“Será que só eu gosto tanto assim do dia de fazer ultrassom?”
Só você,
cineasta de bebês
conectada mor com seu bebê
tietê de bebê na televisão
barriga transparente
É muito provável que você já tenha dito essa frase enquanto grávida, e também que já tenha ouvido ela de alguma mulher por aí.
E a resposta parece ser bem simples, não é mesmo?
Gostamos do dia do ultrassom porque vemos o nosso bebê!
Tenho uma amiga que, enquanto grávida, dizia que gostaria que a barriga fosse transparente para ver o bebê ali o tempo todo e saber que ele estava bem. Mas vamos pensar mais a fundo sobre esse desejo e necessidade que temos em vermos o bebê.
O que nos leva a confiar tanto nessa tecnologia? Porque ficamos ansiosas e inseguras quando não podemos ver o nosso bebê? O que o ultrassom carrega para a gestação?
Nesse post você vai encontrar
Ultrassom segundo a Organização Mundial da Saúde
Foi por volta da década de 60 que o primeiro ultrassom obstétrico foi realizado.
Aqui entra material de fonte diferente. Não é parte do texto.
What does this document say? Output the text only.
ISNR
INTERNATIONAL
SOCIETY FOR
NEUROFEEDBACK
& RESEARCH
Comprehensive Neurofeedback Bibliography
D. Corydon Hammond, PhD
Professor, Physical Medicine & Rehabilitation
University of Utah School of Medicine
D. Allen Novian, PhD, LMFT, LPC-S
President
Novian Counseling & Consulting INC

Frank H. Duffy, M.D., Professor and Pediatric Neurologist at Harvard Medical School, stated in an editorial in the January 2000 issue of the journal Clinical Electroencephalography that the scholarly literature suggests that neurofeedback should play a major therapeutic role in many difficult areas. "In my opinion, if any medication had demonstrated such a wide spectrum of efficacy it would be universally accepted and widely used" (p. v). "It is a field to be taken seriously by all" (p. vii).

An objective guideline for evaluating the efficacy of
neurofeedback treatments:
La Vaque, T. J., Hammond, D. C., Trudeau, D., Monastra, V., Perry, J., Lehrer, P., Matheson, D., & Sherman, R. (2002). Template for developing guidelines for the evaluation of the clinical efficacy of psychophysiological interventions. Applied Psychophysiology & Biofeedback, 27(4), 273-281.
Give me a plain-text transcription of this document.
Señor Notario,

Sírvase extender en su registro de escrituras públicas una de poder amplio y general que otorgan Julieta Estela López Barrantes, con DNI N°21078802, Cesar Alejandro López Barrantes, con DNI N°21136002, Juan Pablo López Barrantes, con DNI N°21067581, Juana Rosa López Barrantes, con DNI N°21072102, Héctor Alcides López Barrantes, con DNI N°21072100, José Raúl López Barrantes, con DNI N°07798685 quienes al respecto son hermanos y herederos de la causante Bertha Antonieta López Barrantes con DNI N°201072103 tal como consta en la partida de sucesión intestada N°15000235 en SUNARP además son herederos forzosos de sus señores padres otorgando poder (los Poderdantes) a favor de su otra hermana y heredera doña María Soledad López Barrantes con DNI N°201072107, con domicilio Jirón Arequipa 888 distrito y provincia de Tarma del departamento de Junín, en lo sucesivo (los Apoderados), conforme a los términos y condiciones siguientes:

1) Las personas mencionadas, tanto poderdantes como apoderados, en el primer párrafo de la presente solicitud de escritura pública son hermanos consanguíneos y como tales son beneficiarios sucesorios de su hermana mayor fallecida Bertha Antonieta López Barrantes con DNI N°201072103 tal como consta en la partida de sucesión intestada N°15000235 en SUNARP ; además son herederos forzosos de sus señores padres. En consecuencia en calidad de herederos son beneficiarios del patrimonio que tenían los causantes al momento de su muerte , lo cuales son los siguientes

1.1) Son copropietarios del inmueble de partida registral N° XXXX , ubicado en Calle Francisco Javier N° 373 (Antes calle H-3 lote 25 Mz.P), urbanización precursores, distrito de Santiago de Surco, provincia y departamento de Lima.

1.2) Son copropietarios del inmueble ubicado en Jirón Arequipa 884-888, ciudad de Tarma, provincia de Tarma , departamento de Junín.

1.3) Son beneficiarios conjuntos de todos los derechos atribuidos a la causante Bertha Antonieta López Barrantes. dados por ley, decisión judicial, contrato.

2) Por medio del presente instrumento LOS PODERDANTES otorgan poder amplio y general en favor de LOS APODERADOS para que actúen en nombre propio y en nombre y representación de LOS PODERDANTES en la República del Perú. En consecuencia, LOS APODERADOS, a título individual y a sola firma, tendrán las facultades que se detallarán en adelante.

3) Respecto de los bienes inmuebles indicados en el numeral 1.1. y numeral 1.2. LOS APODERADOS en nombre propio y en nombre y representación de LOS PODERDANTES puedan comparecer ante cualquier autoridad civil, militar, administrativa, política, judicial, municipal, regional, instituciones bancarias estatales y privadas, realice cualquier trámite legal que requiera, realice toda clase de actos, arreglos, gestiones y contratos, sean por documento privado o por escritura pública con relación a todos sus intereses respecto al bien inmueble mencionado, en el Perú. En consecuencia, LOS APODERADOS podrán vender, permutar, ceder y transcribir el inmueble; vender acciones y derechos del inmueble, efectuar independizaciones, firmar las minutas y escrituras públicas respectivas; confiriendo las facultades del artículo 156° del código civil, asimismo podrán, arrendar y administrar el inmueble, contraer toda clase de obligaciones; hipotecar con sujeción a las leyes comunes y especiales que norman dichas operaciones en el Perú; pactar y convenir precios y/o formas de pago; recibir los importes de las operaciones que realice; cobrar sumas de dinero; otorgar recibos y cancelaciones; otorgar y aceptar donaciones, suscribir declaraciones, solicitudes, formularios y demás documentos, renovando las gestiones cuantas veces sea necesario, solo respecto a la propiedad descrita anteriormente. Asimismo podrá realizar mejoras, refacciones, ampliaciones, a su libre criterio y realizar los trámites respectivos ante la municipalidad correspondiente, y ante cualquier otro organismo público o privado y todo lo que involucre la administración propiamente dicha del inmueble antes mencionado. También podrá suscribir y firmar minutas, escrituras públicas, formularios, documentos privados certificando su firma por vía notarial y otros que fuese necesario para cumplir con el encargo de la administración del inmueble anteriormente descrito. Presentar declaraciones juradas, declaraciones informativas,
Primeiro para conferir as anomalias fetais, e mais adiante para confirmar a gravidez. No Brasil, foi na década de 70 que o exame começou a ser utilizado de forma rotineira nos acompanhamentos pré-natais, e pouco a pouco trazendo a ideia de “aproximação” da mãe com o bebê.
Para entender sobre as técnicas, riscos e benefícios do Ultrassom mais detalhadamente você pode acessar a esse texto.
E o que apresento abaixo é uma reflexão. Algo para nos levar a pensar, porque gostamos tanto do ultrassom, aquela imagem cinza e meio fosca, que nos proporciona prazer e ansiedade?
Ver para crer
Por volta de 1990 na América do Norte e na Europa, foram feitos estudos antropológicos sobre as práticas e significados da expansão acelerada do uso do ultrassom na gravidez. Colocando uma visão política e contextualizada nessas imagens.
Um dos melhores estudos já feitos sobre o uso do ultrassom obstétrico no Brasil na atualidade foi pela antropóloga Lilian Krakowski Chazan. “Meio Quilo de Gente” fala justamente dessa aproximação (ou seria afastamento?) que o exame de imagem trouxe entre mãe e bebê. Problematizando o que chamamos de natural no contexto dos procedimentos realizados durante a gestação.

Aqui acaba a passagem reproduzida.